Irish Austerity Exodus Continues
The Eurozone experiment in austerity continues to fail as the peripheral countries endure ongoing cuts. Following up on my post of August 15, it’s time to look at the most recent Irish immigration data to update it through April 2013 (Ireland records population data from May 1 to April 30) and see how it affects the reported unemployment rate. The picture remains ugly, with emigration climbing once again, from 87,100 in 2011-2012 to 89,000 in 2012-13. Immigration increased by 3200, so net emigration fell by 1300, with net out-migration over the year declining by about 3% to 33,100. Here are the details:
Year ending | ||||
April 2012 | April 2013 | |||
Immigration | 52,700 | 55,900 | ||
Emigration | 87,100 | 89,000 | ||
Net migration | -34,400 | -33,100 | ||
of which Irish nationals | -25,900 | -35,200 |
Source: Central Statistics Office Ireland
Take a good look at the last line: Net emigration by the Irish themselves increased by 35.9% and accounts for all net out-migration; there was net in-migration by non-Irish citizens of 2100 in 2012-13. Indeed, the Irish comprised 57.2% of all emigrants in the most recent report.

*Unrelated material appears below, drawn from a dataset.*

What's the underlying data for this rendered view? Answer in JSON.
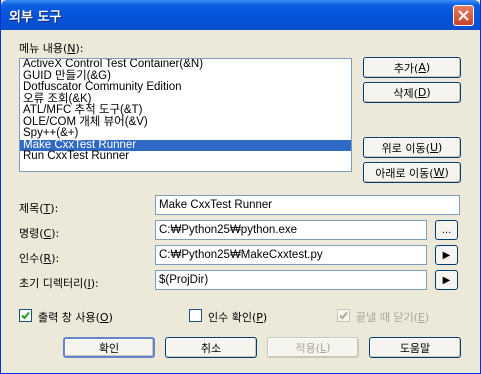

What was the effect of emigration on the unemployment rate? Once again in 2013, people in the age group closest to what we would consider prime-age workers (15-64, given how Ireland reports immigration by age groups; see Table 4 of the linked report) left the country at a higher rate than children and seniors, with total out-migration for those 15-64 of 35,300. That brings total out-migration for population years 2010-2013 to 126,000.
Since April 2013 data is a much better match for Ireland’s official first-quarter 2013 unemployment data than April 2012 was, I am going to repeat my calculation from August, still using Q1 2013 unemployment of 13.7% as my base. Again, there were 292,000 officially unemployed in the first quarter; dividing by 0.137 gives an estimated workforce of 2,131,387. We now add 126,000 to numerator and denominator to get the maximum potential unemployment rate, which would exist if all 126,000 were in the labor force and unemployed: 418,000/2,257,387, or 18.5%.
Even if we add in only those in the most prime working-age group in the Irish statistics, those from 25 to 44 years old, we still find that the imputed unemployment rate exceeds the country’s maximum during this crisis of 15.1%. 2013’s 12,500 net out-migration in this age group brings the 2010-2013 total to 48,500; adding this to the numerator and denominator gives us 340,500/2,179,887 or 15.6%.
Paul Krugman points out that we can also see this by looking at Ireland’s employment rate. Over 2.1 million were employed in the third quarter of 2007; in the second quarter of 2013, the number is still far depressed at 1,869,900, which represents a 1.8% increase from a year earlier.
Finally, the overall picture for the EU and the eurozone has deteriorated over the previous year: EU unemployment rose from 10.6% in August 2012 to 10.9% in August 2013 (most recent month available), while eurozone unemployment rose from 11.5% in August 2012 to 12.0% in August 2013. Both figures were down a hair from several months earlier. But in Greece, new records continue to be set, with unemployment in June 2013 (most recent month available) hitting 27.9%. By contrast, as Eurostat shows, unemployment has steadily declined in the United States and Japan.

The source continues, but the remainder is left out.